Вдруг я понял, что, сам того не желая, улыбаюсь. Тогда я медленно поднял голову и поглядел в зеркало напротив. Нет, это я согнулся над столом, моя ехидная улыбочка, мой стакан кофе с султаном из пара и рядом белый кружок — блюдце с двумя кусками сахара.
У меня глаза полезли на лоб. Целая вечность позади, и вот, наконец, жизнь совсем близко…
В кафе было очень тихо. За незанавешенными окнами шел снег. Белые расплывчатые контуры лошадей, телег, людей проплывали мимо в пухово-перьевом тумане. Официант вышел и вернулся с охапкой соломы, которую смиренно и в то же время чуть не восторженно начал раскидывать по полу, от двери до стойки, вокруг печки. Если бы сейчас открылась дверь и на пороге появилась дева Мария на осле с кротко сложенными на большом животе руками, вряд ли кто-нибудь удивился…

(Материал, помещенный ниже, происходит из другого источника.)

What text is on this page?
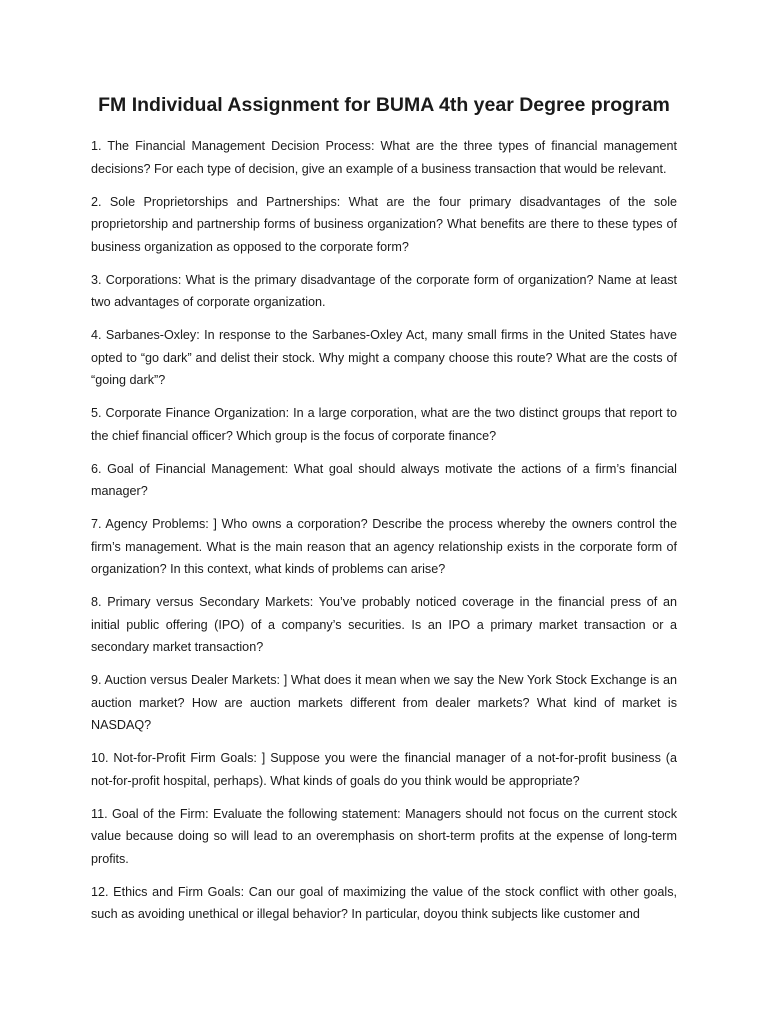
FM Individual Assignment for BUMA 4th year Degree program
1. The Financial Management Decision Process: What are the three types of financial management decisions? For each type of decision, give an example of a business transaction that would be relevant.
2. Sole Proprietorships and Partnerships: What are the four primary disadvantages of the sole proprietorship and partnership forms of business organization? What benefits are there to these types of business organization as opposed to the corporate form?
3. Corporations: What is the primary disadvantage of the corporate form of organization? Name at least two advantages of corporate organization.
4. Sarbanes-Oxley: In response to the Sarbanes-Oxley Act, many small firms in the United States have opted to “go dark” and delist their stock. Why might a company choose this route? What are the costs of “going dark”?
5. Corporate Finance Organization: In a large corporation, what are the two distinct groups that report to the chief financial officer? Which group is the focus of corporate finance?
6. Goal of Financial Management: What goal should always motivate the actions of a firm’s financial manager?
7. Agency Problems: ] Who owns a corporation? Describe the process whereby the owners control the firm’s management. What is the main reason that an agency relationship exists in the corporate form of organization? In this context, what kinds of problems can arise?
8. Primary versus Secondary Markets: You’ve probably noticed coverage in the financial press of an initial public offering (IPO) of a company’s securities. Is an IPO a primary market transaction or a secondary market transaction?
9. Auction versus Dealer Markets: ] What does it mean when we say the New York Stock Exchange is an auction market? How are auction markets different from dealer markets? What kind of market is NASDAQ?
10. Not-for-Profit Firm Goals: ] Suppose you were the financial manager of a not-for-profit business (a not-for-profit hospital, perhaps). What kinds of goals do you think would be appropriate?
11. Goal of the Firm: Evaluate the following statement: Managers should not focus on the current stock value because doing so will lead to an overemphasis on short-term profits at the expense of long-term profits.
12. Ethics and Firm Goals: Can our goal of maximizing the value of the stock conflict with other goals, such as avoiding unethical or illegal behavior? In particular, doyou think subjects like customer and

Неплохо, правда, получилось о деве? Непринужденно и с настроением — настоящий завершающий каданс. Я сразу об этом подумал и решил записать на будущее. Никогда не знаешь, что может пригодиться. Стараясь делать поменьше движений из боязни спугнуть вдохновение (вам это знакомо?), я потянулся к соседнему столику за бюваром.
Конечно же, ни бумаги, ни конвертов. Клочок розовой промокашки, и больше ничего, — мяконький, тоненький и чуть-чуть влажный, как язычок мертвого котенка, хотя, честно говоря, мне не приходилось его трогать.
Я сидел… сидел и ждал, будто наматывая на палец язычок котенка, а на ум — нежную фразу, но на самом деле шаря глазами по бумажке с именами девиц, грязными шутками, изображениями бутылок и чашек, сбежавших из блюдец в бювар.
Все как обычно. Одни и те же имена, чашки без блюдец, сердца, проткнутые стрелами и украшенные бантиками.
И вдруг в конце странички нелепая фраза, написанная зелеными чернилами: «Je ne parle pas français».
Вот! это оно… мое мгновение… geste![13] Я был готов к нему, но оно поймало меня, обрушилось всей тяжестью, не дало ни секунды опомниться, физическое ощущение было и необычным и любопытным. Как будто все тело, скрытое столом, растворилось, растаяло, просто превратилось в воду. Уцелели лишь голова и руки до локтей. Боль была невыносимой! Описать ее невозможно! Я не мог думать. Не мог даже крикнуть, хотя бы беззвучно. Меня вроде бы и не было. Осталась одна Боль, Боль, Боль.
Потом все прошло, и уже через минуту я думал: «Боже мой! Неужели же я способен так сильно чувствовать? Я словно обезумел! Забыл все слова! Так потрясен! Так сбит с толку! Ничего не записал!»
Я долго не мог прийти в себя, пока, наконец, спасительная мысль не пришла мне в голову: «Значит, во мне что-то есть. Заурядность не может чувствовать так сильно и… ясно».
Официант сунул бумажный жгут в раскаленную печку и зажег газовый пузырь под большим абажуром. Бесполезно смотреть в окно, мадам, уже совсем стемнело. Белые руки беспокойно бегают по черной шали, похожие на двух птиц. Они возвратились домой и не находят себе места… Наконец вы пускаете их в маленькие теплые подмышки.